The foster care system is not an independent actor though. Its intersections with our nation’s education and criminal punishment systems, as I’ve argued elsewhere, exacerbate precarity for Black youth, rendering them disposable like Ma’Khia was. Black girls in particular are positioned in a matrix of oppression that literally conspires in their murdering—spiritually, psychologically, educationally and, physically.
You might remember a disturbing, viral video in 2015 of a white school resource officer, Ben Fields, brutally slamming a 16-year old Black girl, Shakara, to the ground at Spring Valley High School in Columbia, South Carolina. Fields was called to the classroom because Shakara reportedly refused to follow instructions from her teacher. The veteran officer is documented telling Shakara, “Either you’re coming with me or I’ll make you.” Shortly after, he is observed violently assaulting—dragging her across the classroom as her peers watched.
The viral video helped to amplify nationally, documented concerns about the presence of police in public schools and its role in the production of the school-prison nexus.
One overlooked fact in media reports about Shakara’s story, however, is that like Ma’Khia, she was a foster youth.
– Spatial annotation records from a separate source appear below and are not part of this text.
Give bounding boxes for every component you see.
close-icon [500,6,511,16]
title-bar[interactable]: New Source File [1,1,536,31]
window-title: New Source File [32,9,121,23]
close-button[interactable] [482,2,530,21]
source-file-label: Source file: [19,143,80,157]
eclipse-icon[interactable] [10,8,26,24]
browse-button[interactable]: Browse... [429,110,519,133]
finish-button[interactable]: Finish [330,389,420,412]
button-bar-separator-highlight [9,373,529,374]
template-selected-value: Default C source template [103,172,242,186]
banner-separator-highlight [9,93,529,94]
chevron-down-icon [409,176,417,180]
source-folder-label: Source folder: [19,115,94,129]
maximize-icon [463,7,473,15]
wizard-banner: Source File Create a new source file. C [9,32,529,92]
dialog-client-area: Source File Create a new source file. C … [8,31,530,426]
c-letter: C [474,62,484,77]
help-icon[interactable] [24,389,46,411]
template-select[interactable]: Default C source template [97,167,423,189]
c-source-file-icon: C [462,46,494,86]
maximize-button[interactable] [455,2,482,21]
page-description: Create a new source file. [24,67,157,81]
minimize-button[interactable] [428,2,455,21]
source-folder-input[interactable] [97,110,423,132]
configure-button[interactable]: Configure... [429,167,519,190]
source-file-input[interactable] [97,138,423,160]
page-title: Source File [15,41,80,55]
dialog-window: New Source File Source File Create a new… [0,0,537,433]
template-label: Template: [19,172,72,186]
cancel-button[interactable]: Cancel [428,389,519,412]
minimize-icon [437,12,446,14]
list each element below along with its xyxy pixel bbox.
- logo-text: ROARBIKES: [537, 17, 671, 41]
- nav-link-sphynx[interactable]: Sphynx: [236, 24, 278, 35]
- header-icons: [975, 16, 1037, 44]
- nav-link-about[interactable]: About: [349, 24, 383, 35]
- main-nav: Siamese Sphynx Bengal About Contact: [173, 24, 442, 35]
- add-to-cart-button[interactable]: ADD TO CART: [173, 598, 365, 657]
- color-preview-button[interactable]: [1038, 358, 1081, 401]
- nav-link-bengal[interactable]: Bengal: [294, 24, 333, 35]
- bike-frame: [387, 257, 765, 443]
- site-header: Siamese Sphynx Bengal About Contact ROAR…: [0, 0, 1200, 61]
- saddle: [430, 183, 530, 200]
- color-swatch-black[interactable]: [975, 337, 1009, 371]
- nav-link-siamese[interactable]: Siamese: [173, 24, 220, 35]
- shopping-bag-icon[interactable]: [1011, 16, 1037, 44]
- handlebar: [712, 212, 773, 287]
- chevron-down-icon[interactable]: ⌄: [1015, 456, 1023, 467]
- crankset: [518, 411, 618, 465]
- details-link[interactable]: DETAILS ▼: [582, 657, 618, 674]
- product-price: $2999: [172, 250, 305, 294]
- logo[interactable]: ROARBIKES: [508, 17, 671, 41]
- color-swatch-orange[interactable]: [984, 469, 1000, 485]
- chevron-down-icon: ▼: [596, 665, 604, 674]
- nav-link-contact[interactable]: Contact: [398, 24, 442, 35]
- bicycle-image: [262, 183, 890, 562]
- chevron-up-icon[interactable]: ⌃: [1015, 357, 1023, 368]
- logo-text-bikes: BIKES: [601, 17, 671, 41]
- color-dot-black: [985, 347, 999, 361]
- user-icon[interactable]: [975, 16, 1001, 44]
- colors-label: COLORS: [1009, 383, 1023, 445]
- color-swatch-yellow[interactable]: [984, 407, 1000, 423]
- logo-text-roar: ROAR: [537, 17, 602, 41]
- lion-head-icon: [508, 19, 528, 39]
Black girls in foster care are not safe nor protected in our nation’s child welfare, criminal punishment or carceral systems. It is why “intersectionality” progenitor, Kimberlé Crenshaw, founded the #SayHerName campaign in 2014—to bring awareness to the names and stories of Black girls and women who are rendered invisible by oppressive and multiply mariginalizing systems.
This Foster Care Awareness Month, let us not forgot Ma’Khia. May we #SayHerName and the dozens of others whose names we will never know. Let us not absolve the foster care system and its collaborating institutions from their complicity in the disgard, dehumanization, and demise of Black girls and their families. And may we all work within our spheres of influence to imagine and enact a new world where we support Black families and communities, defunding oppressive systems that seek to harm them.
Royel M. Johnson, PhD is Associate Professor of Education and Social Work at the University of Southern California (USC), where he is also affiliated with the USC Race and Equity Center and Pullias Center for Higher Education.